'Sepetak
gurun di Mesir yang dulu adalah samudra menyimpan rahasia tentang
salah satu transformasi evolusi yang paling luar biasa.'
Tiga
puluh tujuh juta tahun silam di samudra prasejarah Tethys, seekor
binatang sepanjang 15 meter yang gerakannya lentur dengan rahang
mencangah, dan gigi gergaji mati dan tenggelam ke dasar laut. Lalu
selama ribuan milenium selimut sedimen kian menebal, menutupi
tulang-tulang si gergasi . Laut kemudian surut dan dasar laut berganti
menjadi gurun pasir, angin mulai mengetam batu pasir dan serpihan batu
di atas tulang-tulang tersebut. Perlahan dunia berubah. Pergeseran
kerak bumi mendorong India ke dalam Asia, mendesak naik Pegunungan
Himalaya. Di Afrika, nenek moyang pertama manusia menegakkan tubuh dan
berjalan dengan kaki belakang mereka. Kemudian para firaun membangun
piramida. Kekaisaran Romawi bangkit, lalu runtuh. Di sepanjang
perjalanan waktu tersebut, angin melanjutkan penggaliannya yang sabar.
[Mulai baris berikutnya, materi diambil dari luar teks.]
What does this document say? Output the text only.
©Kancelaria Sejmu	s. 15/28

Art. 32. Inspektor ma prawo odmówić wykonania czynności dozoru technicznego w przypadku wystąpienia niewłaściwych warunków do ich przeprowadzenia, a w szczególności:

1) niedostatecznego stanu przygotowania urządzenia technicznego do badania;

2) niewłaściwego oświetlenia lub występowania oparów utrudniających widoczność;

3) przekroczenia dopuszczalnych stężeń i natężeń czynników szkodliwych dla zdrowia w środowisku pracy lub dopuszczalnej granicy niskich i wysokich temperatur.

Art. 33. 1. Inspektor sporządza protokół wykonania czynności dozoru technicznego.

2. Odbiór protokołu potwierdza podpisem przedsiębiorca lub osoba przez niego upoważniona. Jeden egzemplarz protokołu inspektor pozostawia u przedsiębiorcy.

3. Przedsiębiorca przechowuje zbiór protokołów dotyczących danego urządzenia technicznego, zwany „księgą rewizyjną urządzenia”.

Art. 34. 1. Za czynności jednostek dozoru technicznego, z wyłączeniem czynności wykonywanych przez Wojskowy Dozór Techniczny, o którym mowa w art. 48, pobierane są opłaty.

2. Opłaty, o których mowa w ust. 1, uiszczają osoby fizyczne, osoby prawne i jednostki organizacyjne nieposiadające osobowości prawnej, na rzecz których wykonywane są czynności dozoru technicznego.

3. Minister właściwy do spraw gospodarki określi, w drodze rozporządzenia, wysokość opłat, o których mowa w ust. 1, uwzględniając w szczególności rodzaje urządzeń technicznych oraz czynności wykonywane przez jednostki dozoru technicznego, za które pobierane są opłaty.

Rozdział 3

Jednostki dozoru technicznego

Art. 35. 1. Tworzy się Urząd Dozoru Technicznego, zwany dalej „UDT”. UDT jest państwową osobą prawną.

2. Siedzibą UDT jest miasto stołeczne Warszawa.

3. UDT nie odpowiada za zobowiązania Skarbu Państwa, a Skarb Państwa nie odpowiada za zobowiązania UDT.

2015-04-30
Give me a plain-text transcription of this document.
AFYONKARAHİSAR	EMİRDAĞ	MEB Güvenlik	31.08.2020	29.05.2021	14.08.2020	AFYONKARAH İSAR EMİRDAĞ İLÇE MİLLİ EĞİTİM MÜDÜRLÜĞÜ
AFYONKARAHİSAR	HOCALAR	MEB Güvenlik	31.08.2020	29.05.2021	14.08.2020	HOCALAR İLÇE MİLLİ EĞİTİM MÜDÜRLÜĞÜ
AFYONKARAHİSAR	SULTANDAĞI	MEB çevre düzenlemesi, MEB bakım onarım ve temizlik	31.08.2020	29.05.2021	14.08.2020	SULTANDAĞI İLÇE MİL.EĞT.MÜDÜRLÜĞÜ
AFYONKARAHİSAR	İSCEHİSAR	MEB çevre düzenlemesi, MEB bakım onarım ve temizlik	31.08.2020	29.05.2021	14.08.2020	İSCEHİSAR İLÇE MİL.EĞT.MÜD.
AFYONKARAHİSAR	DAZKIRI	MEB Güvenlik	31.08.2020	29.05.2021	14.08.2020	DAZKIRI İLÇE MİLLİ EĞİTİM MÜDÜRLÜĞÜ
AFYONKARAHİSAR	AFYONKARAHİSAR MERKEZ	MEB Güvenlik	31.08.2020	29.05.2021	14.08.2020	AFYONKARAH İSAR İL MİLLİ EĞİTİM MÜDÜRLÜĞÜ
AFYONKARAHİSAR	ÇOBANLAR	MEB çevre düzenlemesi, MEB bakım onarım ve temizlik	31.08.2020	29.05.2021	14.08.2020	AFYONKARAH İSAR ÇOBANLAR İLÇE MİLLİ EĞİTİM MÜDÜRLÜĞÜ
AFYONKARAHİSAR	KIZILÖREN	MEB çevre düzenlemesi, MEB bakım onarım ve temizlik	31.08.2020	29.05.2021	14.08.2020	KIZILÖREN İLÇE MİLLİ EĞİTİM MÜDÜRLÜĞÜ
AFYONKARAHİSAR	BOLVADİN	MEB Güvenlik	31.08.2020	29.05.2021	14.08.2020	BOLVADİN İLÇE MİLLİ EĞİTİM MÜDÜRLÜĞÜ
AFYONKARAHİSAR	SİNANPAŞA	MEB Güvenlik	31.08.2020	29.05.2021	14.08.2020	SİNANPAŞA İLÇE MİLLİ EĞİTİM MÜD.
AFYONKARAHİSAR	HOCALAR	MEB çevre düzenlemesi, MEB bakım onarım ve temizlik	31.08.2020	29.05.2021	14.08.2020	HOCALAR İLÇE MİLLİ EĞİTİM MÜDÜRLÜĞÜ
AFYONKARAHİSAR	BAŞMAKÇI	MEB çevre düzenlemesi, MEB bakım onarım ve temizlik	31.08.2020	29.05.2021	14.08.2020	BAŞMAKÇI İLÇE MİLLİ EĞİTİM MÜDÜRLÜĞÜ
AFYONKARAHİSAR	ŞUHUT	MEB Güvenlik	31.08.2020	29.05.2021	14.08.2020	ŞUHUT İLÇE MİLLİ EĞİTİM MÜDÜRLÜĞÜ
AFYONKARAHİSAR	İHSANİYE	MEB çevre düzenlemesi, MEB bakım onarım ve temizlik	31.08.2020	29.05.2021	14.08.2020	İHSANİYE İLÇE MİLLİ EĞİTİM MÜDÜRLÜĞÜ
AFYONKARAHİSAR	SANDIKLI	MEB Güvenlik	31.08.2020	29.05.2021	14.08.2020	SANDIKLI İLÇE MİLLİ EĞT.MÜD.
Lalu pada suatu hari Philip Gingerich datang untuk menuntaskan
pekerjaan sang angin.
Saat
Matahari terbenam di suatu malam bulan November tahun silam,
Gingerich yang ahli paleontologi vertebrata University of Michigan
merebahkan badan di samping tulang punggung makhluk yang disebut
Basilosaurus itu. Kami berada di satu lokasi di Wadi Hitan, sebuah
gurun Mesir. Fosil gigi hiu, duri landak laut, dan tulang ikan lele
raksasa berserakan di atas pasir di sekeliling Gingerich. 'Aku
menghabiskan begitu banyak waktu di antara makhluk-makhluk laut ini
sehingga segera saja aku hidup di dunia mereka,' katanya sambil
menyodok-nyodok satu ruas tulang belakang sebesar batang kayu dengan
kuas. 'Saat aku memandang gurun pasir ini, lautan yang kulihat.'
Gingerich sedang mencari bagian penting dari anatomi makhluk itu, dan
ia diburu waktu. Hari kian temaram, dia harus kembali ke perkemahan
sebelum membuat rekan-rekannya khawatir. Wadi Hitan merupakan tempat
yang indah, tetapi tak kenal ampun. Selain tulang-tulang monster laut
prasejarah, Gingerich menemukan sisa jasad-jasad manusia yang naas.
Gingerich
beringsut ke arah ekor tulang, memeriksa setiap ruas tulang punggung
dengan gagang kuas. Lalu, dia berhenti dan meletakkan kuasnya. 'Ini
dia harta karunnya,' katanya. Sambil membersihkan pasir dengan
jemarinya secara hati-hati, Gingerich menyingkap sebatang tulang
ramping, panjangnya tak lebih dari 20 sentimeter. 'Jarang-jarang kita
bisa melihat kaki paus,' katanya sambil mengangkat tulang itu dengan
kedua tangan secara takzim.
Basilosaurus
jelas seekor paus, tetapi paus yang punya dua kaki belakang kecil
yang mencuat dari panggulnya, masing-masing sebesar kaki anak
perempuan tiga tahun. Kaki kecil nan elok itu—terbentuk sempurna meski
tak berguna, setidaknya untuk berjalan—adalah petunjuk penting untuk
memahami bagaimana paus modern yang telah begitu sukses beradaptasi
sebagai mesin renang diturunkan dari mamalia darat yang pernah
berjalan dengan empat kaki. Gingerich telah mengabdikan sebagian besar
kariernya untuk menjelaskan metamorfosis yang boleh dibilang
merupakan yang terbesar dalam dunia satwa. Dalam perjalanan itu, ia
telah menunjukkan bahwa paus, yang dulu diagulkan kaum kreasionis
sebagai bukti terbaik yang menentang evolusi, justru mungkin merupakan
bukti evolusi yang paling elegan.
'Spesimen
lengkap seperti Basilosaurus itu ibarat batu Rosetta,' kata Gingerich
saat kami berkendara kembali ke perkemahan lapangannya. 'Spesimen
lengkap dapat mengungkap cara hidup suatu hewan jauh lebih banyak
daripada jasad sepotong-sepotong.'
Wadi
Hitan yang secara harfiah berarti 'lembah paus' ternyata sangat kaya
akan “mutiara” semacam itu. Selama 27 tahun terakhir, Gingerich dan
rekan-rekannya telah menemukan sisa-sisa dari 1.000 ekor lebih paus di
tempat tersebut dan masih banyak lagi yang menunggu untuk ditemukan.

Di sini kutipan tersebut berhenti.